Every so often, a film comes along which we connect with; a documentary which uncovers and explores not just a story, but a moment in time that is so emotionally driven, that we cannot help but fall in love with nature and wildlife. The Last Lioness, the story of a single lone lioness in Zambia’s Liuwa Plain, is one of those defining moments in wildlife film.
Wildlife cameraman Herbert Brauer, who filmed The Last Lioness in Liuwa National Park, is now offering a unique seven night safari programme in Liuwa National Park in November 2016. He guides participants to expand their awareness, and consciously connect with nature. This remote wilderness area in western Zambia truly captures one’s heart and supports personal growth to those who seek it.
Captured in Africa spoke with Herbert in the build up to announcing this one-off itinerary.
How did you first become aware of Lady Liuwa and what made you want to film her and the situation in Liuwa?
We were told by the parks manager at the time, Tom Turner, that there was one single lioness in Liuwa National Park who had survived the poaching massacre and that if we saw her, we could try our luck filming her. The manager preceding Tom had only seen her for the first time two days before his two year contract ended, so it was unexpected that we not only found her on the first day of my very first assignment as professional cameraman, but also that we were able to film her for an extended period, which forms part of an important sequence in The Last Lioness.
Were you ever in serious doubt of Lady Liuwa’s (and future lion inhabitants) survival in Liuwa?
African Park Networks’ approach, commitment and tenacity ensured that I never doubted Lady Liuwa’s survival on the plains. They are supported by many forward thinking donors and local people who recognise their work. I was and am concerned about lions future survival in general, especially in large unfenced wilderness areas.
It is in these areas where lions should be able to manifest everything that makes them a truly wild species on every level. This counts for all species that we do not consciously habituate. We as humans have become the single largest force on our planet. Most of us don’t know that.
We are in a situation where a critical mass of humans need to consciously recognise that the fundamental building blocks and elements of nature outside of us are also inside of us, and what we do to nature we do to ourselves.
My view is that as humans we once again collectively need to recognise that because we are human, we have a relationship with nature. We have to take individual responsibility for that, if we don’t want to learn lessons much harder than our imaginations can create.
We cannot leave the wellbeing and conservation of everything we call ‘wild nature’ in the hands of a few concerned citizens acting as conservationists, filmmakers and educators. We cannot dump our responsibilities with regards to our environment in the hands of our Minister of Environmental Affairs, just like we wouldn’t put our relationships with family and friends in the hands of the Minister of Social Affairs.
Captured in Africa is deeply involved in conservation efforts and responsible tourism, so respecting boundaries between man and wildlife is important to us when on safari.

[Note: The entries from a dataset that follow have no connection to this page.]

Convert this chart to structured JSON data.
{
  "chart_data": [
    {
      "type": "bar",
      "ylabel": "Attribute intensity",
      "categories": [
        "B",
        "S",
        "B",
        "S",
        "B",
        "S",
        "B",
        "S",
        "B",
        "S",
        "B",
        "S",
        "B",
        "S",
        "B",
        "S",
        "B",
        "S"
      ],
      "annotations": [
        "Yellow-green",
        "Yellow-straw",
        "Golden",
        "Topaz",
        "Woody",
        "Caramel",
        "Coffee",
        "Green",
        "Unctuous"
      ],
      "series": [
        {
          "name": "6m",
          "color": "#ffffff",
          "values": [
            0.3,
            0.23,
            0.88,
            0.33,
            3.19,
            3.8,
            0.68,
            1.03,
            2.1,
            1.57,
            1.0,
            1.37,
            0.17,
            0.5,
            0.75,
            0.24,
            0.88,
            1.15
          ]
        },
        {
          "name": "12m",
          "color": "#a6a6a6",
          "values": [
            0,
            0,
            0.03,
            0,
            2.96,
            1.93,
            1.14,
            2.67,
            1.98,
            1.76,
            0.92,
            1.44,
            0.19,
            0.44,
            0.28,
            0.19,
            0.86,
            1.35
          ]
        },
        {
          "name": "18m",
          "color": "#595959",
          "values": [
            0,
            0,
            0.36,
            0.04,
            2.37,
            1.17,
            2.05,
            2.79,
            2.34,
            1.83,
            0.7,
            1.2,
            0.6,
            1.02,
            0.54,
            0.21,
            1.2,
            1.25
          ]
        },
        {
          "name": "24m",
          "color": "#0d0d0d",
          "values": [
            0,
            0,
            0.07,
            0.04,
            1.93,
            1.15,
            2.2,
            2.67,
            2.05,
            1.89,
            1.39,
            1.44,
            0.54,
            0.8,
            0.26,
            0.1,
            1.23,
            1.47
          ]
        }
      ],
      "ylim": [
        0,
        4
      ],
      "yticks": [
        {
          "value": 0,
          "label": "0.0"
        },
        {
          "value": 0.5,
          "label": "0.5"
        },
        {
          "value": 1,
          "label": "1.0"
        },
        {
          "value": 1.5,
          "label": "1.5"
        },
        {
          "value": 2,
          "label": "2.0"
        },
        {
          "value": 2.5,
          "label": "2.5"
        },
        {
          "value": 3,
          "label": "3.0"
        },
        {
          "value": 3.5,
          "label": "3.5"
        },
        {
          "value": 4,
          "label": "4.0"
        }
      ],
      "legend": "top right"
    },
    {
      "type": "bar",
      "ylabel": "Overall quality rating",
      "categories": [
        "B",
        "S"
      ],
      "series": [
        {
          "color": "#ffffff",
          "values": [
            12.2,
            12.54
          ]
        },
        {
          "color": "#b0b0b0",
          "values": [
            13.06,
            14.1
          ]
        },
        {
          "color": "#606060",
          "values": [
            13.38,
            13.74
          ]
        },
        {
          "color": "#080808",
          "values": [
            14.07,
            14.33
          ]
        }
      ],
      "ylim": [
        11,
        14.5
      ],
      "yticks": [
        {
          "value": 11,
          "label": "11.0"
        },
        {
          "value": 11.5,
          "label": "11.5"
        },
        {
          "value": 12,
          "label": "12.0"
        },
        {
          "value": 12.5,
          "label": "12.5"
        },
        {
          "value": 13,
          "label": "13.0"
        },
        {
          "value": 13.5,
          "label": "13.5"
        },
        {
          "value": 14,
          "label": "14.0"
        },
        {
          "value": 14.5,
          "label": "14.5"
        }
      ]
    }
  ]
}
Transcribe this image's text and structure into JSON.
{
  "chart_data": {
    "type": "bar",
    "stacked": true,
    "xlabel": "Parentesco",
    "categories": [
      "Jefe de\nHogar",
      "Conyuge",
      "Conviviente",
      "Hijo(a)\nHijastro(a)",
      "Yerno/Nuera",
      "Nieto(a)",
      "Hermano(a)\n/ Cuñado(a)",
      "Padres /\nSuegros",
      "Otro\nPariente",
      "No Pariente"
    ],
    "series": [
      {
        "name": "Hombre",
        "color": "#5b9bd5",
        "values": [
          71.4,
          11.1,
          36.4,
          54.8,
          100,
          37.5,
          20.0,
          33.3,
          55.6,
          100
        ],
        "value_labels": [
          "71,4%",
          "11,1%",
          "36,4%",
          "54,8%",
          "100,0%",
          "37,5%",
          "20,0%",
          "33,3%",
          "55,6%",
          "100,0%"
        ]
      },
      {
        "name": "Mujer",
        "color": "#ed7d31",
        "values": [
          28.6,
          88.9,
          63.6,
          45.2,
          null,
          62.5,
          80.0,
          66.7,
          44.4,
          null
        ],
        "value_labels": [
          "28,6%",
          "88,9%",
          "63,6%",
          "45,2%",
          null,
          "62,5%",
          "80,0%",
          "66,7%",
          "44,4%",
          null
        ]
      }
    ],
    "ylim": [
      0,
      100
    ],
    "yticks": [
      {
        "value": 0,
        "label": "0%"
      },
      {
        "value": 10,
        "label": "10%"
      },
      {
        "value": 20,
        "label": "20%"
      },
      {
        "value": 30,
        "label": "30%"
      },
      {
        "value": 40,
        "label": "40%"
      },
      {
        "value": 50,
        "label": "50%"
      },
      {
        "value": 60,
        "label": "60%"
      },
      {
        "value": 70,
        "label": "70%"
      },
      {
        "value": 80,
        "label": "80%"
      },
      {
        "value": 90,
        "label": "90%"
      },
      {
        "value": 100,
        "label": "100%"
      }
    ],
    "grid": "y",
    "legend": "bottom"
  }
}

You yourself showed this in the film when Lady Liuwa seemed to court your attention, yet you kept a respectful distance and didn’t cross that boundary. How important is this for you and for responsible travel in general?
Often our love for nature can overwhelm us, but we need to make sure we still recognise and respect wild nature and her species for what they really are. I’ve never come across any other lion to whom I felt intuitively connected as deeply as Lady Liuwa. My interaction with her was unique and yet I had to make sure I respected her wild instincts. After all, that’s what we wanted for her – to live life as a completely wild predator in Africa.
It is really important to allow wild animals their space. How much that distance is, is a matter of being educated and trained, and one’s intuition if well developed.
What has been the highlight for you, following your years in Liuwa and what is your hope for lions in the wild?
My understanding of what has happened in Liuwa keeps deepening. One of my highlights happened while I was being interviewed for The Last Lioness. I became emotionally overwhelmed and recognised in that moment how Lady Liuwa is not merely the amazing individual she is; she humbly, strongly and convincingly reveals the essence of our Mother Earth’s intelligence.
Although much harm was done to her when her pride was killed barbarically, she never retaliated. We witnessed her lying in high grass, never attacking the local children walking past her a few metres away.
Instead she followed me around camp at night, like our Mother Earth does each and every moment – forgiving, wanting to reconnect with a human, and to be respected for who she really is if I wanted to fully embrace, if not merely survive, our special, profound relationship. That changed my understanding of what we call ‘life’ or ‘nature’ forever.
Herbert, in partnership with Captured in Africa and Norman Carr Safaris, is offering an amazing opportunity to participate in a once-in-a-lifetime safari and journey of self-discovery to Liuwa Plain.
In Herberts’s own words:
“My fundamental intention for this safari is that we expand our awareness to develop a deeper connection to our natural environment and at the same time, with our true selves. We create a better understanding of who we essentially are. The process is never ending. What is important for me is that our experiences and growth are authentic.
We’ll search for Lady and her new pride and spend quality time with them. We won’t recreate the physical companionship I’ve had with Lady as documented in The Last Lioness, but connect with her and different kinds of life forms and manifestations in nature.”